Clearly, there is an urgent need for gender sensitization amongst some legislators, besides behavioural change aiming at the grassroots. The distribution of sanitary pads, and a token health and hygiene sum is encouraging, but insufficient in itself if stigmatization exists even in the house of the people, that is, the legislature.
Menstrual leave and challenges for women at the work place
The Bill’s Statement of Objects and Reasons cites examples from countries like Japan, Indonesia, Taiwan and South Korea to stress upon the importance of legislating menstrual leave into law. Though the option of taking menstrual health leaves are in place in these countries, there has been a decline in women availing them in both Japan and South Korea. According to a 2017 survey in Japan, only 0.9 per cent of women have availed the same, a sharp fall from 26 per cent in 1965; a similar trend is also seen in South Korea, where 23 per cent women availed menstrual leaves in 2013, which went down slightly to 19.7 per cent in 2017. These trends indicate that at highly competitive work places, women may choose not to avail of these leaves in order not to be seen as a burden, but as an efficient and productive employee.
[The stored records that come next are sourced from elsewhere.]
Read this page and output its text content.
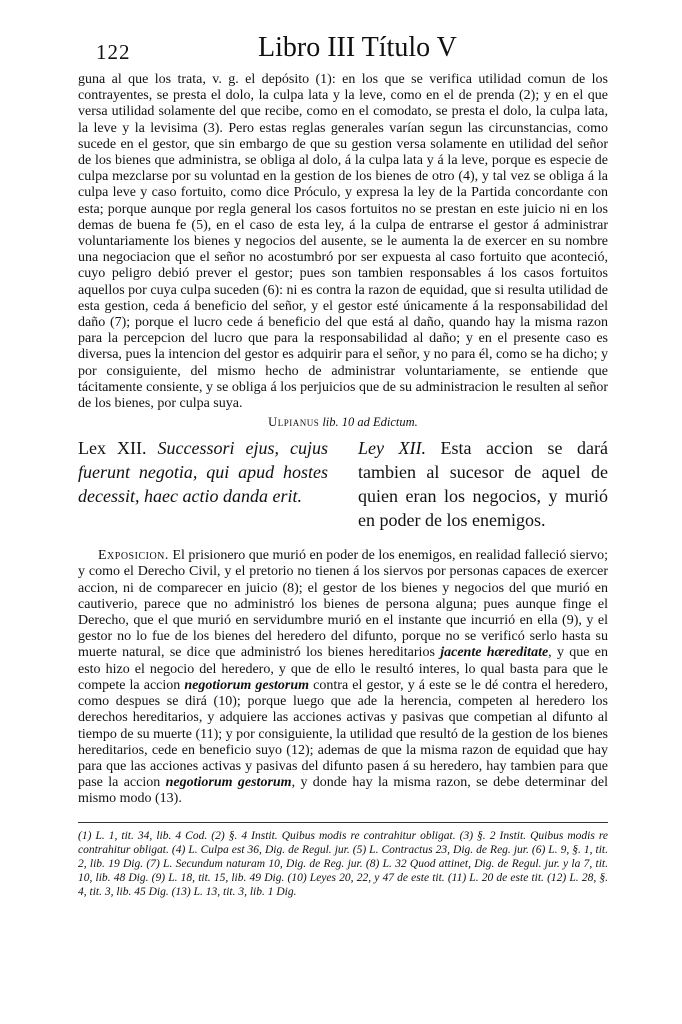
122	Libro III Título V

guna al que los trata, v. g. el depósito (1): en los que se verifica utilidad comun de los contrayentes, se presta el dolo, la culpa lata y la leve, como en el de prenda (2); y en el que versa utilidad solamente del que recibe, como en el comodato, se presta el dolo, la culpa lata, la leve y la levisima (3). Pero estas reglas generales varían segun las circunstancias, como sucede en el gestor, que sin embargo de que su gestion versa solamente en utilidad del señor de los bienes que administra, se obliga al dolo, á la culpa lata y á la leve, porque es especie de culpa mezclarse por su voluntad en la gestion de los bienes de otro (4), y tal vez se obliga á la culpa leve y caso fortuito, como dice Próculo, y expresa la ley de la Partida concordante con esta; porque aunque por regla general los casos fortuitos no se prestan en este juicio ni en los demas de buena fe (5), en el caso de esta ley, á la culpa de entrarse el gestor á administrar voluntariamente los bienes y negocios del ausente, se le aumenta la de exercer en su nombre una negociacion que el señor no acostumbró por ser expuesta al caso fortuito que aconteció, cuyo peligro debió prever el gestor; pues son tambien responsables á los casos fortuitos aquellos por cuya culpa suceden (6): ni es contra la razon de equidad, que si resulta utilidad de esta gestion, ceda á beneficio del señor, y el gestor esté únicamente á la responsabilidad del daño (7); porque el lucro cede á beneficio del que está al daño, quando hay la misma razon para la percepcion del lucro que para la responsabilidad al daño; y en el presente caso es diversa, pues la intencion del gestor es adquirir para el señor, y no para él, como se ha dicho; y por consiguiente, del mismo hecho de administrar voluntariamente, se entiende que tácitamente consiente, y se obliga á los perjuicios que de su administracion le resulten al señor de los bienes, por culpa suya.

Ulpianus lib. 10 ad Edictum.
Lex XII. Successori ejus, cujus fuerunt negotia, qui apud hostes decessit, haec actio danda erit.
Ley XII. Esta accion se dará tambien al sucesor de aquel de quien eran los negocios, y murió en poder de los enemigos.

Exposicion. El prisionero que murió en poder de los enemigos, en realidad falleció siervo; y como el Derecho Civil, y el pretorio no tienen á los siervos por personas capaces de exercer accion, ni de comparecer en juicio (8); el gestor de los bienes y negocios del que murió en cautiverio, parece que no administró los bienes de persona alguna; pues aunque finge el Derecho, que el que murió en servidumbre murió en el instante que incurrió en ella (9), y el gestor no lo fue de los bienes del heredero del difunto, porque no se verificó serlo hasta su muerte natural, se dice que administró los bienes hereditarios jacente hæreditate, y que en esto hizo el negocio del heredero, y que de ello le resultó interes, lo qual basta para que le compete la accion negotiorum gestorum contra el gestor, y á este se le dé contra el heredero, como despues se dirá (10); porque luego que ade la herencia, competen al heredero los derechos hereditarios, y adquiere las acciones activas y pasivas que competian al difunto al tiempo de su muerte (11); y por consiguiente, la utilidad que resultó de la gestion de los bienes hereditarios, cede en beneficio suyo (12); ademas de que la misma razon de equidad que hay para que las acciones activas y pasivas del difunto pasen á su heredero, hay tambien para que pase la accion negotiorum gestorum, y donde hay la misma razon, se debe determinar del mismo modo (13).

(1) L. 1, tit. 34, lib. 4 Cod. (2) §. 4 Instit. Quibus modis re contrahitur obligat. (3) §. 2 Instit. Quibus modis re contrahitur obligat. (4) L. Culpa est 36, Dig. de Regul. jur. (5) L. Contractus 23, Dig. de Reg. jur. (6) L. 9, §. 1, tit. 2, lib. 19 Dig. (7) L. Secundum naturam 10, Dig. de Reg. jur. (8) L. 32 Quod attinet, Dig. de Regul. jur. y la 7, tit. 10, lib. 48 Dig. (9) L. 18, tit. 15, lib. 49 Dig. (10) Leyes 20, 22, y 47 de este tit. (11) L. 20 de este tit. (12) L. 28, §. 4, tit. 3, lib. 45 Dig. (13) L. 13, tit. 3, lib. 1 Dig.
The Supreme Court has held the right to health and medical health care as a fundamental right, and that it is essential to make the life of the workman meaningful and purposeful with dignity. Furthermore, it has noted that the term ‘life’ in Article 21 is not mere animal existence, but has a broader meaning which includes the right to livelihood, better standard of life, hygienic conditions in the workplace and leisure. One can reasonably infer sanitation and menstrual health to fit within this ambit.
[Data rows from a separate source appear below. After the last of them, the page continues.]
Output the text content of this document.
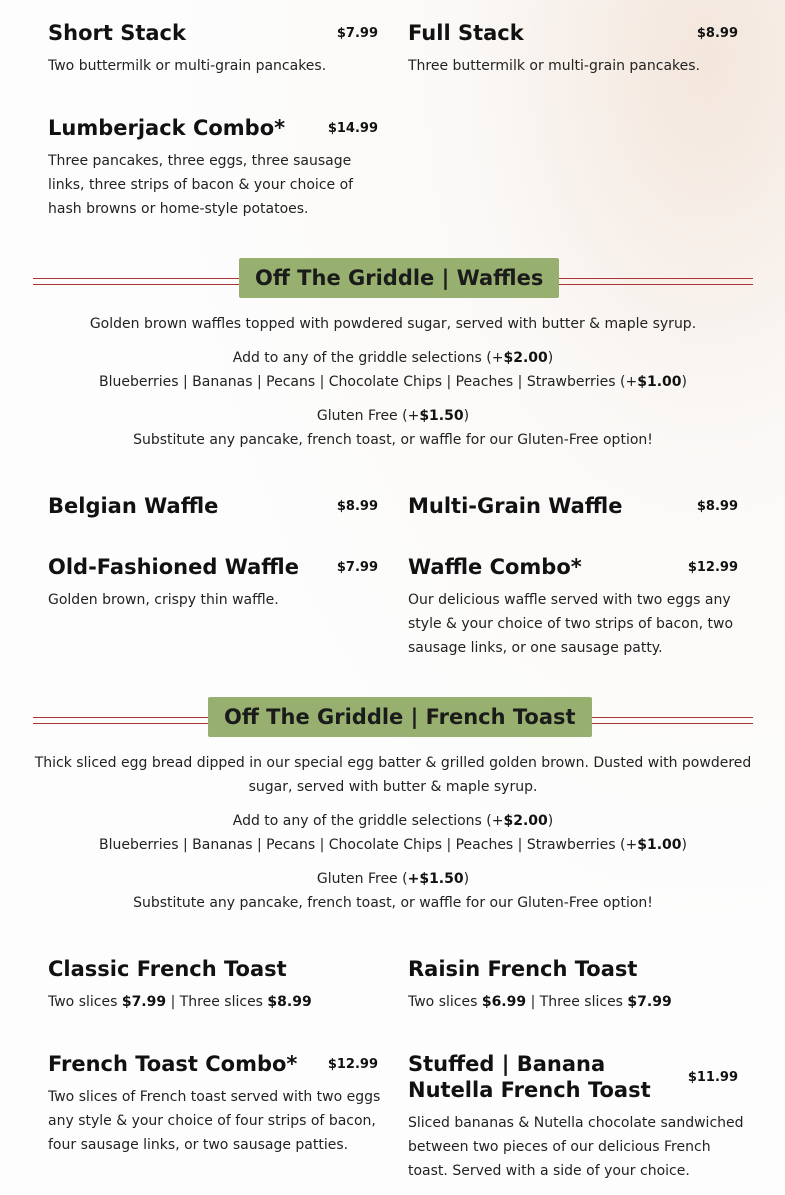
Short Stack	$7.99
Two buttermilk or multi-grain pancakes.
Full Stack	$8.99
Three buttermilk or multi-grain pancakes.
Lumberjack Combo*	$14.99
Three pancakes, three eggs, three sausage links, three strips of bacon & your choice of hash browns or home-style potatoes.
Off The Griddle | Waffles
Golden brown waffles topped with powdered sugar, served with butter & maple syrup.
Add to any of the griddle selections (+$2.00)
Blueberries | Bananas | Pecans | Chocolate Chips | Peaches | Strawberries (+$1.00)
Gluten Free (+$1.50)
Substitute any pancake, french toast, or waffle for our Gluten-Free option!
Belgian Waffle	$8.99 Multi-Grain Waffle	$8.99
Old-Fashioned Waffle	$7.99
Golden brown, crispy thin waffle.
Waffle Combo*	$12.99
Our delicious waffle served with two eggs any style & your choice of two strips of bacon, two sausage links, or one sausage patty.
Off The Griddle | French Toast
Thick sliced egg bread dipped in our special egg batter & grilled golden brown. Dusted with powdered sugar, served with butter & maple syrup.
Add to any of the griddle selections (+$2.00)
Blueberries | Bananas | Pecans | Chocolate Chips | Peaches | Strawberries (+$1.00)
Gluten Free (+$1.50)
Substitute any pancake, french toast, or waffle for our Gluten-Free option!
Classic French Toast
Two slices $7.99 | Three slices $8.99
Raisin French Toast
Two slices $6.99 | Three slices $7.99
French Toast Combo* $12.99
Two slices of French toast served with two eggs any style & your choice of four strips of bacon, four sausage links, or two sausage patties.
Stuffed | Banana Nutella French Toast
$11.99
Sliced bananas & Nutella chocolate sandwiched between two pieces of our delicious French toast. Served with a side of your choice.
There are concerns that such a law, if brought in in India, would create a hiring bias against women, and that it could exclude them from work opportunities. However, women have waged a long struggle up to this point to mark their presence in the work place. They have, for centuries, been pushed to break all kinds of patriarchal glass ceilings. Translating real gender balance at the work place and destigmatizing menstruation is an uphill battle, but the State should not shrug off its responsibility of ensuring equitable opportunities for all women. The lack of legislation and practice that is mindful of women’s lived realities relating to menstruation shows the gender inequality that exists in our society, in which women have to still justify and defend their need for menstrual health leaves.